Tarihçinin bu kaydından anlaşıldığına göre, Serdar Kara Mustafa Paşa’nın bu çılgın maksadına paşalardan hiç bir kimse iştirak etmiyordu. Fakat onlar kellelerinin uçmasından korkarak «Ferman sizden, hizmet bizden…» demekten başka çare bulamamışlardı. Kara Mustafa Paşa ise:
«Kendisinin hem sözünü dinleyen hem de akıl hocası olan Reisülküttâp vazifesi gören Mustafa lalasının dalkavukluğuna ve kendi hırsına kapılarak «tama-ı ham» (olmayacak istek) belasına tutuldu ve bencilliğinin bir eseri olarak Yanık kalesinin zaptından vazgeçerek niyetini Viyana Kalesi’ne çevirdi» (Silahtar Tarihi).

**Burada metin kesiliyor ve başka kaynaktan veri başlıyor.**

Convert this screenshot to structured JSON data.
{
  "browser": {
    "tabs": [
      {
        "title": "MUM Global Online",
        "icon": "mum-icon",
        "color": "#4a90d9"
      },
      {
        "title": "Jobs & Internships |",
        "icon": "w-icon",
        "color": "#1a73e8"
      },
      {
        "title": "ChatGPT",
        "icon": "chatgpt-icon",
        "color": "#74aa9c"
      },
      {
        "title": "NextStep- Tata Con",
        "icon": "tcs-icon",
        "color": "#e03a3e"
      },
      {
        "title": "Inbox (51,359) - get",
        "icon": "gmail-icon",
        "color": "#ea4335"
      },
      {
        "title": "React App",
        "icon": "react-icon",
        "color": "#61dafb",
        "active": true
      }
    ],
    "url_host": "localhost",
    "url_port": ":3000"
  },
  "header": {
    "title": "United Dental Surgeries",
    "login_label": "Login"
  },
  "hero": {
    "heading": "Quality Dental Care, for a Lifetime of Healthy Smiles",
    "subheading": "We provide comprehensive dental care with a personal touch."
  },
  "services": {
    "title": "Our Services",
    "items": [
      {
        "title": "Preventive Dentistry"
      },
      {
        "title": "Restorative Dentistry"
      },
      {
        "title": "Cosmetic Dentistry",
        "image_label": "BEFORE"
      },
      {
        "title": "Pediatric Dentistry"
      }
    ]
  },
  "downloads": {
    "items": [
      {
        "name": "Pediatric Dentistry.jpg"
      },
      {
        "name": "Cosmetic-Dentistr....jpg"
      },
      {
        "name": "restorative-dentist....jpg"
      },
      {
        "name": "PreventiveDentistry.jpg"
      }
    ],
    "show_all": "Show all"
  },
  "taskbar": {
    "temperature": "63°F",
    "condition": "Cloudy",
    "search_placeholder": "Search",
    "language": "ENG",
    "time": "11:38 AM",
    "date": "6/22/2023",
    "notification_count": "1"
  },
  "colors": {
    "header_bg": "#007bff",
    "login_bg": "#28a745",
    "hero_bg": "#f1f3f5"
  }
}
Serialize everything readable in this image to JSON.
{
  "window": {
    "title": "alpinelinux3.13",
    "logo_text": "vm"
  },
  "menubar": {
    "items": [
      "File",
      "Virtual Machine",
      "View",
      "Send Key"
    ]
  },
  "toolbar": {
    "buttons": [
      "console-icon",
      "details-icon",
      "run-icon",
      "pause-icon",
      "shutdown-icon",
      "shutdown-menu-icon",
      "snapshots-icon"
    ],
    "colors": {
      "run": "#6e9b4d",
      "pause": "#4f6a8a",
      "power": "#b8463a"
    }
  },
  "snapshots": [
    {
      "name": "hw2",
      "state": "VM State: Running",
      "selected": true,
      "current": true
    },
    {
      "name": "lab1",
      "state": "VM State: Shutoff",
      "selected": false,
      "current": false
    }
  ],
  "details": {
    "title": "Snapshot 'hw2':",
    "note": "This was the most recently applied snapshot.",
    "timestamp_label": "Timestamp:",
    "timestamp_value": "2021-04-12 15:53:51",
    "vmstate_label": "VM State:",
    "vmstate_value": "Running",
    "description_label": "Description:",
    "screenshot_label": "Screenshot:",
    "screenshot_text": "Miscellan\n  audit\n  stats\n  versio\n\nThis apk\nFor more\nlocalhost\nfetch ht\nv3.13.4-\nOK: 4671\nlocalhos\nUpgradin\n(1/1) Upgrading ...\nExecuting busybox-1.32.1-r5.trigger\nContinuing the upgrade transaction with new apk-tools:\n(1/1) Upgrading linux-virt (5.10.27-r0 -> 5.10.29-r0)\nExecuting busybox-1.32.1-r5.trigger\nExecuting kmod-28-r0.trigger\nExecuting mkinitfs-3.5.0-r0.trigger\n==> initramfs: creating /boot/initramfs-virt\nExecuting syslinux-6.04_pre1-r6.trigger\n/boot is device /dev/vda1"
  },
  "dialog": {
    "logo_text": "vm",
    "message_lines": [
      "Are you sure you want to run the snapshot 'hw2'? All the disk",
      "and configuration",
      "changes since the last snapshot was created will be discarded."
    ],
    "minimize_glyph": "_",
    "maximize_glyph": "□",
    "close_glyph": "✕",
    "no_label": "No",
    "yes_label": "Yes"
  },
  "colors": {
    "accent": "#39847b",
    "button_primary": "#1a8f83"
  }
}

Fakat bu danışma toplantısında hazır bulunan Murat Giray, kendi fikrini belirtmekten çekinmedi, fakat Serdarı Viyana’ya gitmekten vazgeçirmek için gösterdiği gayretler bir netice vermedi.
Fındıklılı Mehmet Ağa burasını şöyle anlatıyor:
«Kırım Hanı akıllı bir padişah idi. Katiyyen razı olmadı. Bu yıl Yanık ve Komran kaleleri alınsın, akıncı askere izin verilip yer ve ülkeler tahrip edilsin düşmanda şehir, memleket, kuvvet ve kudret kalmaz. Kışı sınır başında geçirip ilkbaharda kendi memleketiniz gibi sahip olun. Zira bu Nemse Kıralı büyük düşmandır. Namı çasardır. Anoşirvan’ın[9] korona adını verdikleri tacı başında olduğu zaman eli altındaki kâfirlerin bile bu anda kavgayı bırakarak ona yardım edeceği bellidir.»
Dediği zaman:
«Halkı karıştırıyorsun, fikrime karşı geliyorsun..»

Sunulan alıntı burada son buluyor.